Post-Sale Confusion Explained

Post-sale confusion occurs when a casual observer - not the buyer - mistakes one product for another after purchase. Think of someone spotting a pair of trainers or a handbag on the street and assuming it’s a luxury brand when it isn’t. The Court reaffirmed that trade marks continue to function as badges of origin even after the products are sold. Your brand’s reputation can be damaged when the public mistakes inferior products for yours, even if those people never intended to buy your products.

Still, the Court emphasised that each case turns on evidence and context: how the marks appear in use, the typical observer, and the trade channels involved. In this case, the Supreme Court held that the High Court judge had been entirely rational in concluding that the marks were not similar enough to cause confusion and that he had reached that conclusion by carefully examining evidence about how the marks looked, the type of buyer and the market channels. The Court of Appeal, so the Supreme Court opined, accordingly had no business substituting its own view.

The South African Perspective

South African trade mark law shares the same foundation: the unauthorized use of a similar mark that is likely to deceive or cause confusion will constitute an infringement. Our courts assess this through the lens of the average consumer in the marketplace, not through a side-by-side comparison. Proof of actual confusion is not needed, only proof of a reasonable likelihood of confusion.

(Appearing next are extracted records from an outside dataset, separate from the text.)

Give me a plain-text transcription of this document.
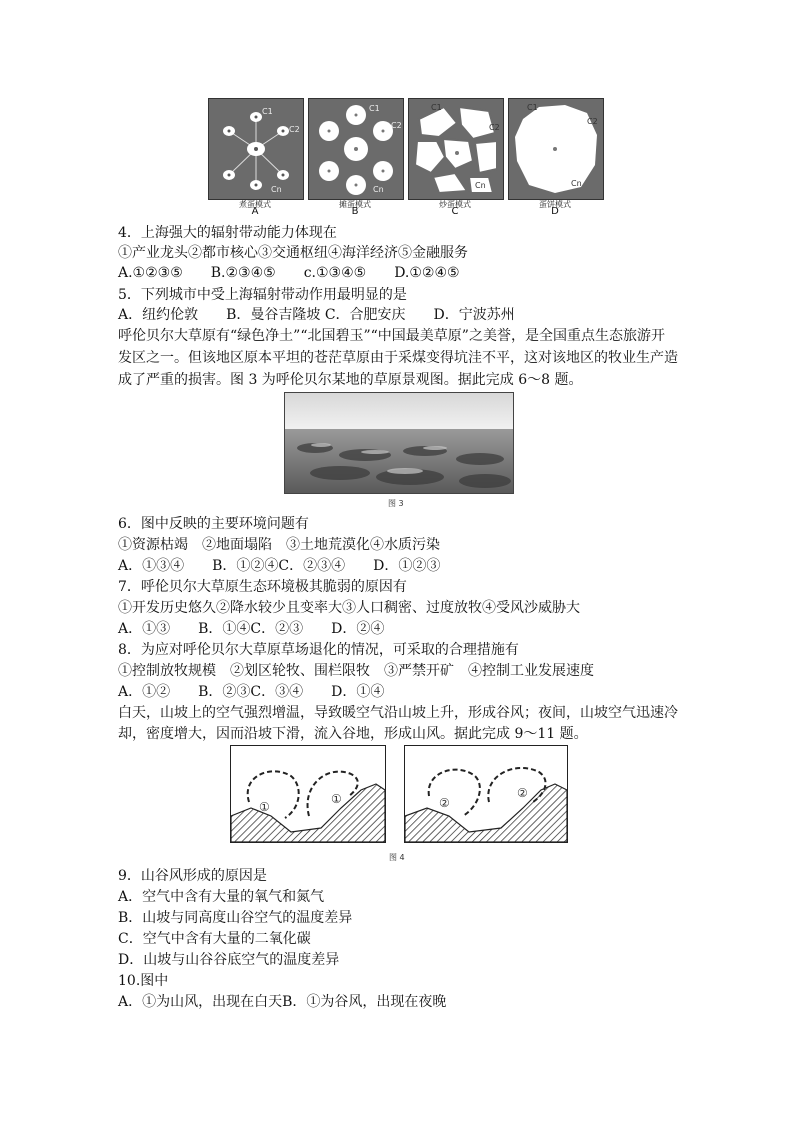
C1
C2
Cn
煮蛋模式
A
C1
C2
Cn
摊蛋模式
B
C1
C2
Cn
炒蛋模式
C
C1
C2
Cn
蛋饼模式
D
4．上海强大的辐射带动能力体现在
①产业龙头②都市核心③交通枢纽④海洋经济⑤金融服务
A.①②③⑤　　B.②③④⑤　　c.①③④⑤　　D.①②④⑤
5．下列城市中受上海辐射带动作用最明显的是
A．纽约伦敦　　B．曼谷吉隆坡 C．合肥安庆　　D．宁波苏州
呼伦贝尔大草原有“绿色净土”“北国碧玉”“中国最美草原”之美誉，是全国重点生态旅游开
发区之一。但该地区原本平坦的苍茫草原由于采煤变得坑洼不平，这对该地区的牧业生产造
成了严重的损害。图 3 为呼伦贝尔某地的草原景观图。据此完成 6～8 题。
图 3
6．图中反映的主要环境问题有
①资源枯竭　②地面塌陷　③土地荒漠化④水质污染
A．①③④　　B．①②④C．②③④　　D．①②③
7．呼伦贝尔大草原生态环境极其脆弱的原因有
①开发历史悠久②降水较少且变率大③人口稠密、过度放牧④受风沙威胁大
A．①③　　B．①④C．②③　　D．②④
8．为应对呼伦贝尔大草原草场退化的情况，可采取的合理措施有
①控制放牧规模　②划区轮牧、围栏限牧　③严禁开矿　④控制工业发展速度
A．①②　　B．②③C．③④　　D．①④
白天，山坡上的空气强烈增温，导致暖空气沿山坡上升，形成谷风；夜间，山坡空气迅速冷
却，密度增大，因而沿坡下滑，流入谷地，形成山风。据此完成 9～11 题。
①
①	②
②
图 4
9．山谷风形成的原因是
A．空气中含有大量的氧气和氮气
B．山坡与同高度山谷空气的温度差异
C．空气中含有大量的二氧化碳
D．山坡与山谷谷底空气的温度差异
10.图中
A．①为山风，出现在白天B．①为谷风，出现在夜晚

As the South African Supreme Court of Appeal noted in Adidas AG and Another v Pepkor Retail Limited (187/12) [2013] ZASCA 3 (28 February 2013) the absence of evidence of confusion “is generally not significant”. While South African law does not expressly refer to “post-sale confusion”, the concept naturally fits within our broader test. Confusion may just as easily arise after a product is worn, used, or seen by others.

Likewise, the common-law action of passing off protects against any misrepresentation that causes members of the public, not just buyers, to think goods originate from another source. Local courts typically weigh: the nature of the goods and their market channels; the likely consumer and level of care; the way the marks appear in normal trade; the overall impression that the marks create when considered as a whole; and therefore, whether a substantial number of consumers would probably be deceived or confused. 

Why It Matters

The Iconix ruling underscores how trade marks operate in a world where products stay visible long after purchase. Brands live beyond the checkout page. Shoes, handbags, and even headphones are walking billboards, and misperceptions on the street can erode brand equity just as easily as confusion at the point of sale. Yet the case also serves as a reminder: post-sale confusion cannot be presumed simply because two logos share geometric shapes or colour palettes. An assessment must be rooted in how consumers actually perceive the marks in their real-world setting.

Key Takeaway for Brand Owners

Protection extends beyond the till. The fact that there is post-sale confusion is relevant, but infringement cannot be assumed merely because marks share similarities. Success in infringement cases still depends on proving a genuine likelihood of consumer confusion – speculation alone will not suffice.